Von Mai bis September jeden Jahres fürchtet man zudem die Zeckenübertragung der Frühsommer Meningoenzephalitis (FSME). Sie kommt nur in gewissen Regionen des europäischen Festlandes, bis hin nach Ostasien vor. In Deutschland sind jährlich zwischen 150 und 450, in der Schweiz etwa 100 Personen betroffen. 3 bis 28 Tage nach einem Zeckenbiss entsteht eine Art Sommergrippe mit Fieber, Glieder-, Kopfschmerzen und Erkältungssymptomen.  Dabei leiden 5% der Erkrankten an gutartiger Hirnhautentzündung, weitere 5% jedoch an einer zusätzlichen Infektion des Gehirns. Nach Abklingen der Hirnentzündung bleiben zu 3-11% Beschwerden, wie Konzentrationsstörungen, Müdigkeit, chronische Kopfschmerzen. Bleibende Lähmungen sind selten, doch führt der Hirnbefall bei ca. jedem 70. Kranken zum Tode. Über die Risikogebiete herrscht Uneinigkeit. Verlässlich ist einzig das epidemiologische Bulletin 15/2007 (www.rki.de). Leider sind die Impfstoffe gegen dieses Virus nicht ungefährlich.

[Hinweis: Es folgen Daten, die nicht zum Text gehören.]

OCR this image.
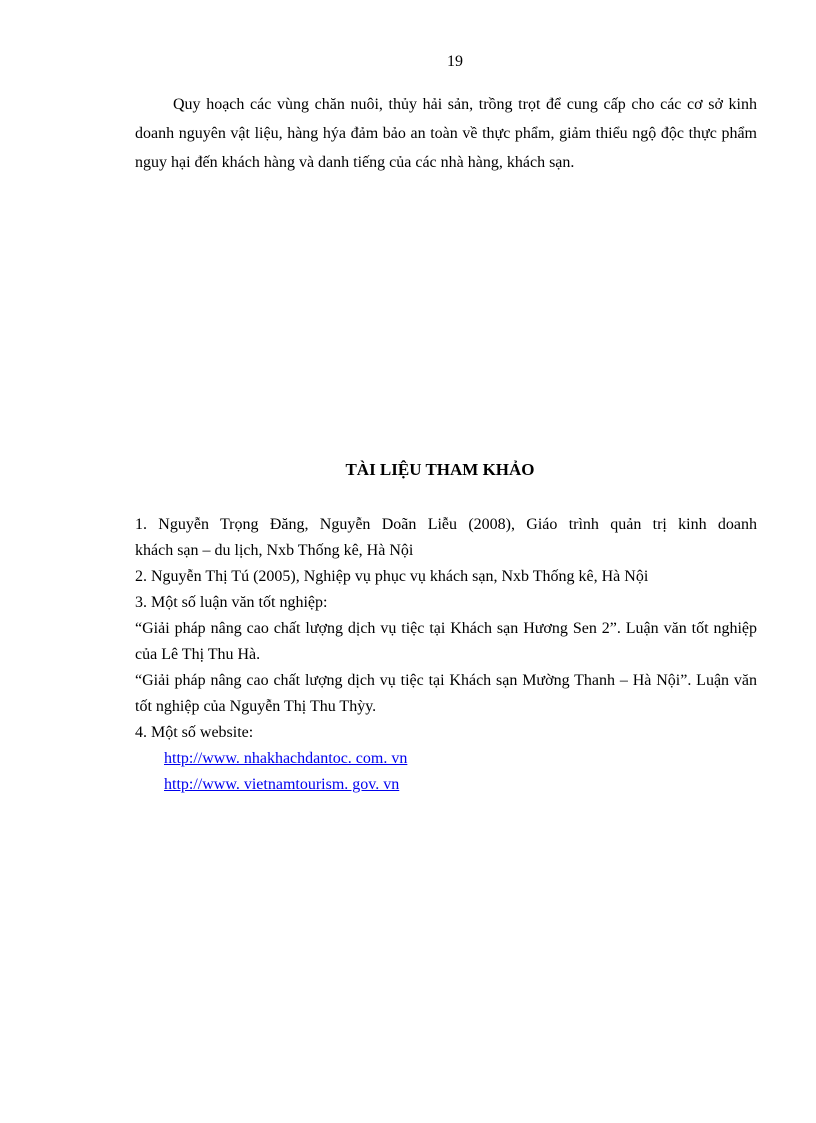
19

Quy hoạch các vùng chăn nuôi, thủy hải sản, trồng trọt để cung cấp cho các cơ sở kinh doanh nguyên vật liệu, hàng hýa đảm bảo an toàn về thực phẩm, giảm thiểu ngộ độc thực phẩm nguy hại đến khách hàng và danh tiếng của các nhà hàng, khách sạn.

TÀI LIỆU THAM KHẢO
1. Nguyễn Trọng Đăng, Nguyễn Doãn Liễu (2008), Giáo trình quản trị kinh doanh
khách sạn – du lịch, Nxb Thống kê, Hà Nội
2. Nguyễn Thị Tú (2005), Nghiệp vụ phục vụ khách sạn, Nxb Thống kê, Hà Nội
3. Một số luận văn tốt nghiệp:
“Giải pháp nâng cao chất lượng dịch vụ tiệc tại Khách sạn Hương Sen 2”. Luận văn tốt nghiệp của Lê Thị Thu Hà.
“Giải pháp nâng cao chất lượng dịch vụ tiệc tại Khách sạn Mường Thanh – Hà Nội”. Luận văn tốt nghiệp của Nguyễn Thị Thu Thỳy.
4. Một số website:
http://www. nhakhachdantoc. com. vn
http://www. vietnamtourism. gov. vn
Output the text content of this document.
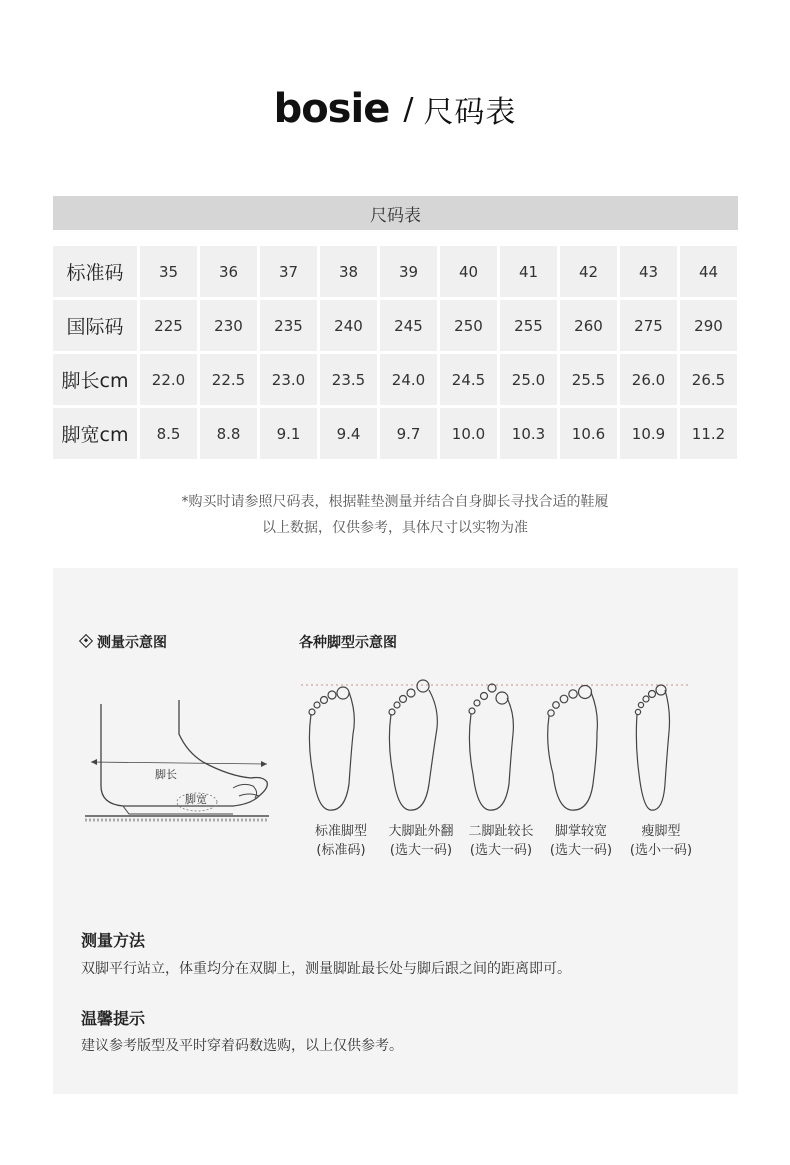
bosie / 尺码表
尺码表
标准码	35	36	37	38	39	40	41	42	43	44
国际码	225	230	235	240	245	250	255	260	275	290
脚长cm	22.0	22.5	23.0	23.5	24.0	24.5	25.0	25.5	26.0	26.5
脚宽cm	8.5	8.8	9.1	9.4	9.7	10.0	10.3	10.6	10.9	11.2
*购买时请参照尺码表，根据鞋垫测量并结合自身脚长寻找合适的鞋履
以上数据，仅供参考，具体尺寸以实物为准
测量示意图	各种脚型示意图
脚长
脚宽
标准脚型
(标准码)
大脚趾外翻
(选大一码)
二脚趾较长
(选大一码)
脚掌较宽
(选大一码)
瘦脚型
(选小一码)
测量方法
双脚平行站立，体重均分在双脚上，测量脚趾最长处与脚后跟之间的距离即可。
温馨提示
建议参考版型及平时穿着码数选购，以上仅供参考。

Von 2001-2010 gingen dem Paul Ehrlich Institut 1661 Nebenwirkungsmeldungen ein, darunter schwere neurologische Erkrankungen, Lähmungen, Ertaubung, multiple Sklerose und insgesamt 10 Impftodesfälle. 1/3 aller Meldungen betrafen Kinder. Auch können FSME-Impfstoffe schwere allergische Reaktionen auslösen und Autoimmunkrankheiten begünstigen. Wissenschaftlich ist das Verhältnis von Nutzen und Risiko dieser Impfung keineswegs geklärt. Aber die Verhütung, Schutzmassnahmen und ein richtiger Umgang mit Zeckenbissen sind möglich. Ein Vorgehen, das sich lohnt.

Tipp:
Insekten meiden ätherische Öle. Lavendelessenz weist ab und das Beträufeln des Zeckenkopfes mit Thymian- oder Teebaumessenz erleichtert eine sichere Entfernung des Zeckenkopfs. Auch gibt es zeckenabweisende Sprays im Handel.